Hartford Mayor Luke Bronin will present his budget to the City Council Monday, and he's projecting a $50 million hole. But he said a lack of clarity about the state budget is making the city's job harder.
Bronin said his budget is bare bones -- this year he cut millions, eliminated dozens of positions, and called for labor concessions, which he's mostly not yet gotten.
And his problem is exacerbated by the fact that half of the city's property is tax exempt.
Even if you figure in the $10 million that three of the city's largest employers have pledged annually for five years, Hartford still has a structural budget problem that only the state can fix, Bronin said.
The governor proposed an additional $35 million for Hartford.
The mayor is hoping legislators send even more his way, and quickly.
"I hope that there's a state budget in place by the beginning of June," he said. "But what is going to be really, really difficult for us is if we begin the next fiscal year -- if we head into July 1 facing a $50 million shortfall and no state budget, it is going to present us with a problem that we simply can't solve at the local level."

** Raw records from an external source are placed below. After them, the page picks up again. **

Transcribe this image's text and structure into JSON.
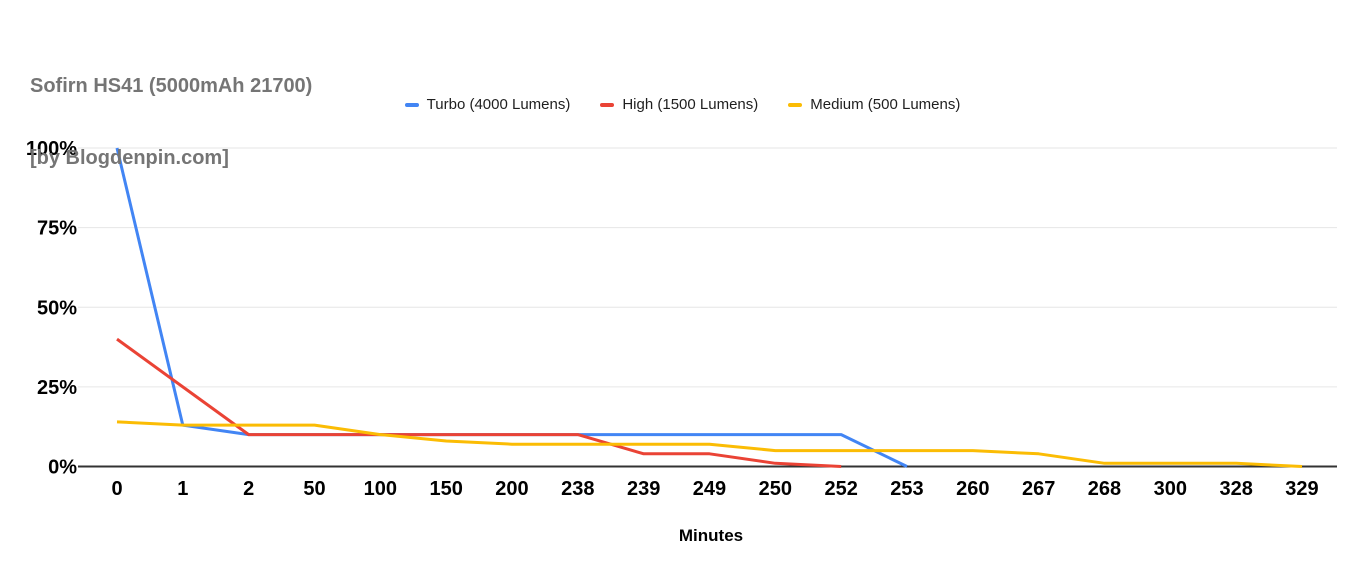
{
  "chart": {
    "title": "Sofirn HS41 (5000mAh 21700)",
    "subtitle": "[by Blogdenpin.com]",
    "title_color": "#757575"
  },
  "chart_data": {
    "type": "line",
    "title": "Sofirn HS41 (5000mAh 21700) [by Blogdenpin.com]",
    "categories": [
      "0",
      "1",
      "2",
      "50",
      "100",
      "150",
      "200",
      "238",
      "239",
      "249",
      "250",
      "252",
      "253",
      "260",
      "267",
      "268",
      "300",
      "328",
      "329"
    ],
    "series": [
      {
        "name": "Turbo (4000 Lumens)",
        "color": "#4285F4",
        "values": [
          100,
          13,
          10,
          10,
          10,
          10,
          10,
          10,
          10,
          10,
          10,
          10,
          0,
          null,
          null,
          null,
          null,
          null,
          null
        ]
      },
      {
        "name": "High (1500 Lumens)",
        "color": "#EA4335",
        "values": [
          40,
          25,
          10,
          10,
          10,
          10,
          10,
          10,
          4,
          4,
          1,
          0,
          null,
          null,
          null,
          null,
          null,
          null,
          null
        ]
      },
      {
        "name": "Medium (500 Lumens)",
        "color": "#FBBC04",
        "values": [
          14,
          13,
          13,
          13,
          10,
          8,
          7,
          7,
          7,
          7,
          5,
          5,
          5,
          5,
          4,
          1,
          1,
          1,
          0
        ]
      }
    ],
    "xlabel": "Minutes",
    "ylabel": "",
    "y_ticks": [
      "0%",
      "25%",
      "50%",
      "75%",
      "100%"
    ],
    "y_tick_values": [
      0,
      25,
      50,
      75,
      100
    ],
    "ylim": [
      0,
      100
    ],
    "grid": true,
    "legend_position": "top",
    "grid_color": "#e6e6e6",
    "baseline_color": "#333333"
  }
}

Rep. Matt Ritter represents Hartford and is the Democratic majority leader in the state house. He said it's not yet time for alarm, and that while the legislature moves slowly, it will eventually move, and Hartford will likely get additional money.
But it won't be without conditions.
"There will be requirements and strings attached to that so that these things do not come back up in, say, five or 10 years... bonding caps, no question. There may be a spending cap on the city," Ritter said. "There are going to need to be checks and balances [so] that people at the state capitol can feel assured that there are not going to be similar problems down the road."
By charter, the city's budget has to be approved by May 31 -- likely well in advance of any state budget agreement.